When in 2012, one of Gibert's grandsons proposed launching a YouTube channel, it made sense to translate her encyclopedic knowledge of Mallorcan cuisine into a modern, readily consumable format that could reach beyond the island. Unsurprisingly, Gibert was a natural in front of the camera, with a lack of self-consciousness that only decades of life can endow. In each video, what comes through is her passion for the kitchen and a deep understanding of her recipes, earned by preparing them hundreds of times.
She tells you not just which ingredients to add, but also what to feel and look for. When preparing the dough for empanadillas, "the dough has to be soft," says Gibert, kneading and rolling a piece for the camera. The dough for her famous coca de cebolla y sobrasada — a flatbread layered with caramelized onions and a spiced, local sausage — is ready when it pulls away from the bowl. Certain twists are surprising, like the generous pour of vinegar she adds to aioli, but once you try her time-tested version, you'll never do it the old way — and your family will thank you.

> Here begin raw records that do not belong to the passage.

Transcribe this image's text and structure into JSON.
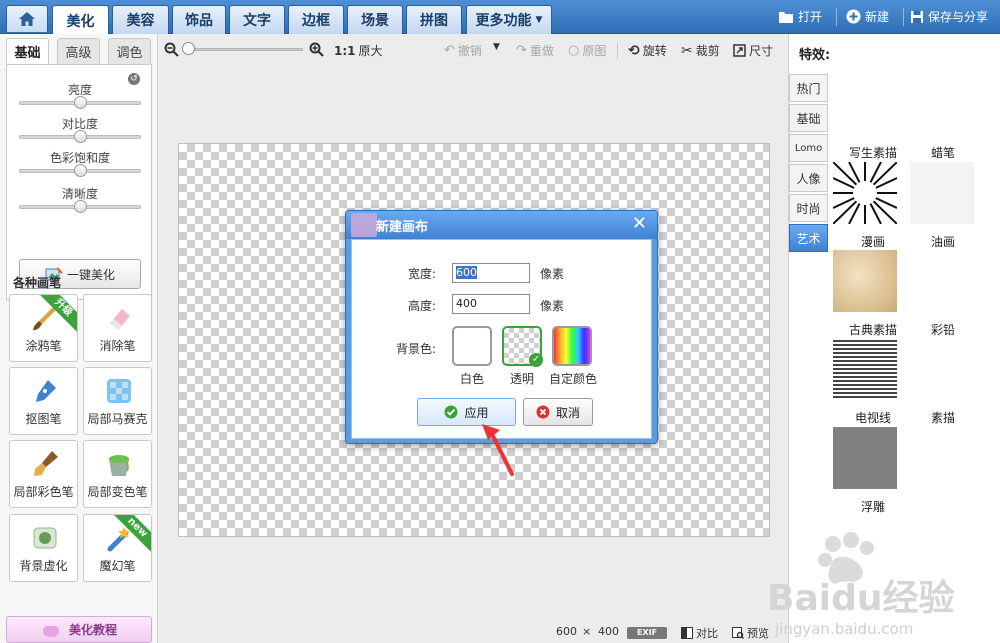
{
  "topbar": {
    "tabs": [
      "美化",
      "美容",
      "饰品",
      "文字",
      "边框",
      "场景",
      "拼图",
      "更多功能"
    ],
    "active_tab": "美化",
    "actions": {
      "open": "打开",
      "new": "新建",
      "save_share": "保存与分享"
    }
  },
  "left": {
    "subtabs": [
      "基础",
      "高级",
      "调色"
    ],
    "sliders": [
      {
        "label": "亮度",
        "value": 0.5
      },
      {
        "label": "对比度",
        "value": 0.5
      },
      {
        "label": "色彩饱和度",
        "value": 0.5
      },
      {
        "label": "清晰度",
        "value": 0.5
      }
    ],
    "onekey": "一键美化",
    "brushes_title": "各种画笔",
    "brushes": [
      "涂鸦笔",
      "消除笔",
      "抠图笔",
      "局部马赛克",
      "局部彩色笔",
      "局部变色笔",
      "背景虚化",
      "魔幻笔"
    ],
    "badges": {
      "upgrade": "升级",
      "new": "new"
    },
    "tutorial": "美化教程"
  },
  "toolbar": {
    "ratio": "1:1",
    "original_size": "原大",
    "undo": "撤销",
    "redo": "重做",
    "original": "原图",
    "rotate": "旋转",
    "crop": "裁剪",
    "size": "尺寸"
  },
  "dialog": {
    "title": "新建画布",
    "width_label": "宽度:",
    "width_value": "600",
    "height_label": "高度:",
    "height_value": "400",
    "unit": "像素",
    "bg_label": "背景色:",
    "options": [
      "白色",
      "透明",
      "自定颜色"
    ],
    "selected_option": "透明",
    "apply": "应用",
    "cancel": "取消"
  },
  "status": {
    "width": "600",
    "times": "×",
    "height": "400",
    "exif": "EXIF",
    "compare": "对比",
    "preview": "预览"
  },
  "right": {
    "title": "特效:",
    "categories": [
      "热门",
      "基础",
      "Lomo",
      "人像",
      "时尚",
      "艺术"
    ],
    "active_category": "艺术",
    "effects": [
      "写生素描",
      "蜡笔",
      "漫画",
      "油画",
      "古典素描",
      "彩铅",
      "电视线",
      "素描",
      "浮雕"
    ]
  },
  "watermark": {
    "brand": "Baidu经验",
    "url": "jingyan.baidu.com"
  },
  "colors": {
    "accent": "#3f82d2",
    "topbar": "#2f6fb7",
    "check_green": "#3aa33a",
    "cancel_red": "#d33"
  }
}
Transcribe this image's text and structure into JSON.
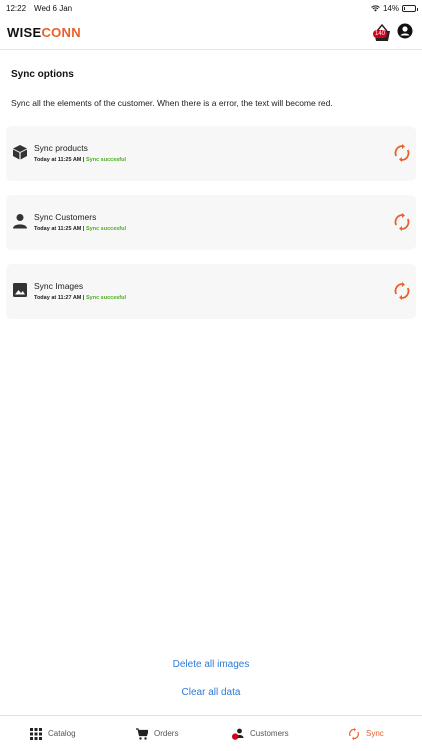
{
  "status": {
    "time": "12:22",
    "date": "Wed 6 Jan",
    "battery": "14%",
    "battery_level": 0.14
  },
  "header": {
    "logo_part1": "WISE",
    "logo_part2": "CONN",
    "cart_badge": "140"
  },
  "page": {
    "title": "Sync options",
    "description": "Sync all the elements of the customer. When there is a error, the text will become red."
  },
  "items": [
    {
      "name": "Sync products",
      "time": "Today at 11:25 AM |",
      "status": "Sync succesful",
      "icon": "cube-icon"
    },
    {
      "name": "Sync Customers",
      "time": "Today at 11:25 AM |",
      "status": "Sync succesful",
      "icon": "person-icon"
    },
    {
      "name": "Sync Images",
      "time": "Today at 11:27 AM |",
      "status": "Sync succesful",
      "icon": "image-icon"
    }
  ],
  "actions": {
    "delete_images": "Delete all images",
    "clear_data": "Clear all data"
  },
  "tabs": [
    {
      "label": "Catalog",
      "icon": "grid-icon"
    },
    {
      "label": "Orders",
      "icon": "cart-icon"
    },
    {
      "label": "Customers",
      "icon": "customers-icon"
    },
    {
      "label": "Sync",
      "icon": "sync-icon",
      "active": true
    }
  ],
  "colors": {
    "accent": "#e8612c",
    "success": "#4cad1e",
    "link": "#2f7ad8",
    "badge": "#d0021b"
  }
}
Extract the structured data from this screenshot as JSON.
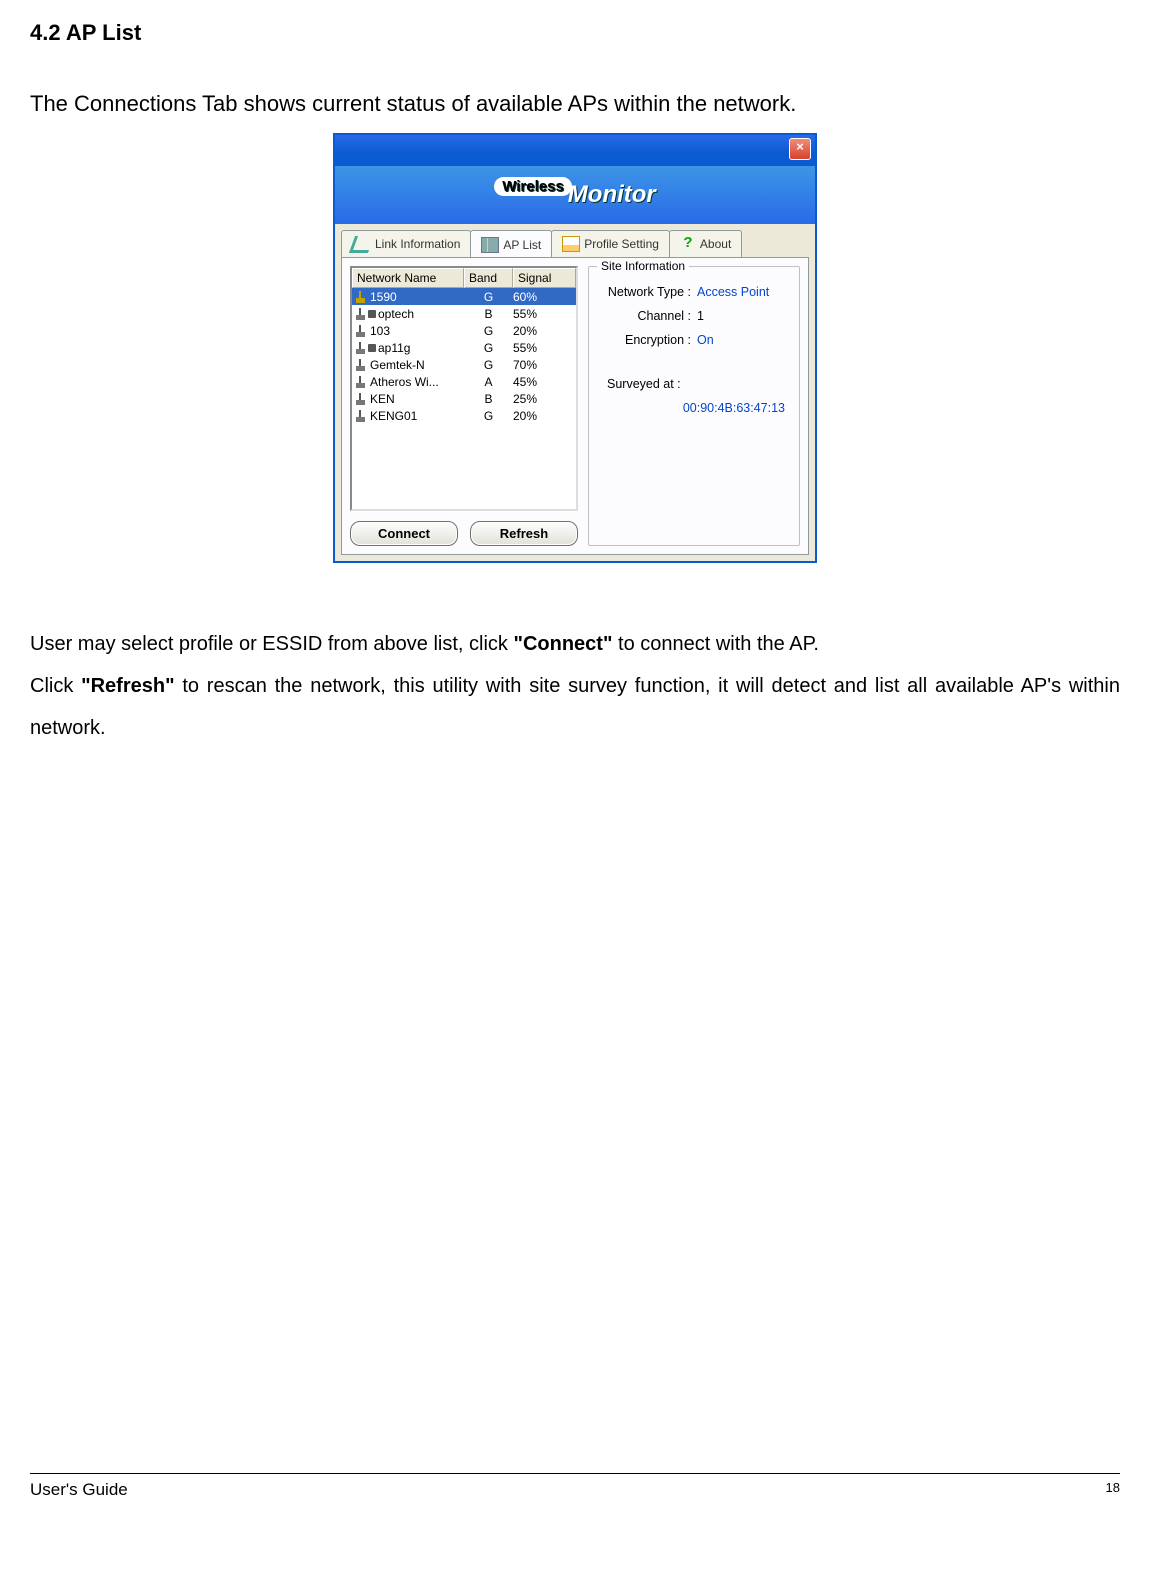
{
  "section_title": "4.2 AP List",
  "intro_text": "The Connections Tab shows current status of available APs within the network.",
  "window": {
    "banner_wireless": "Wireless",
    "banner_monitor": "Monitor",
    "tabs": {
      "link_info": "Link Information",
      "ap_list": "AP List",
      "profile": "Profile Setting",
      "about": "About"
    },
    "columns": {
      "name": "Network Name",
      "band": "Band",
      "signal": "Signal"
    },
    "rows": [
      {
        "name": "1590",
        "band": "G",
        "signal": "60%",
        "locked": true,
        "selected": true,
        "key_icon": true
      },
      {
        "name": "optech",
        "band": "B",
        "signal": "55%",
        "locked": true
      },
      {
        "name": "103",
        "band": "G",
        "signal": "20%"
      },
      {
        "name": "ap11g",
        "band": "G",
        "signal": "55%",
        "locked": true
      },
      {
        "name": "Gemtek-N",
        "band": "G",
        "signal": "70%"
      },
      {
        "name": "Atheros Wi...",
        "band": "A",
        "signal": "45%"
      },
      {
        "name": "KEN",
        "band": "B",
        "signal": "25%"
      },
      {
        "name": "KENG01",
        "band": "G",
        "signal": "20%"
      }
    ],
    "buttons": {
      "connect": "Connect",
      "refresh": "Refresh"
    },
    "site_info": {
      "legend": "Site Information",
      "network_type_label": "Network Type :",
      "network_type_value": "Access Point",
      "channel_label": "Channel :",
      "channel_value": "1",
      "encryption_label": "Encryption :",
      "encryption_value": "On",
      "surveyed_label": "Surveyed at :",
      "surveyed_value": "00:90:4B:63:47:13"
    }
  },
  "body": {
    "p1_before_connect": "User may select profile or ESSID from above list, click ",
    "p1_connect": "\"Connect\"",
    "p1_after_connect": " to connect with the AP.",
    "p2_before_refresh": "Click ",
    "p2_refresh": "\"Refresh\"",
    "p2_after_refresh": " to rescan the network, this utility with site survey function, it will detect and list all available AP's within network."
  },
  "footer": {
    "guide": "User's Guide",
    "page": "18"
  }
}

I own one Mallorcan cookbook — a tome published in 1974 that I found at a local flea market — but as far as cookbooks that have found an audience beyond the Balearics, no titles come to mind. Joan Sastre, a photographer and excellent home cook (who, as it happens, prepared the insanely delicious aguiat de pilotes — meatball stew — served at my Mallorca wedding reception), assures me that any local bookstore will have a number of Balearic cookbooks, at least in Spanish and Mallorquí. But I wonder if maybe the time is ripe for a comprehensive modern guide.
"When I leave, I'd love to leave behind a cookbook," Gibert tells me, when I ask if one is in the cards for her. That said, if preserving her island's culinary patrimony is the goal, by many accounts, she's already succeeded.
I ask her to describe Mallorcan cuisine, and she says it's delicious and that there are so many dishes to try. Her favorite is the sopa mallorquina in all of the soup's seasonal varieties: with artichokes and spinach in the spring; fish and grated tomatoes in the summer; mushrooms and game in the fall. Then she nods, thinking about it for a moment, "Mallorcan cuisine is making a comeback."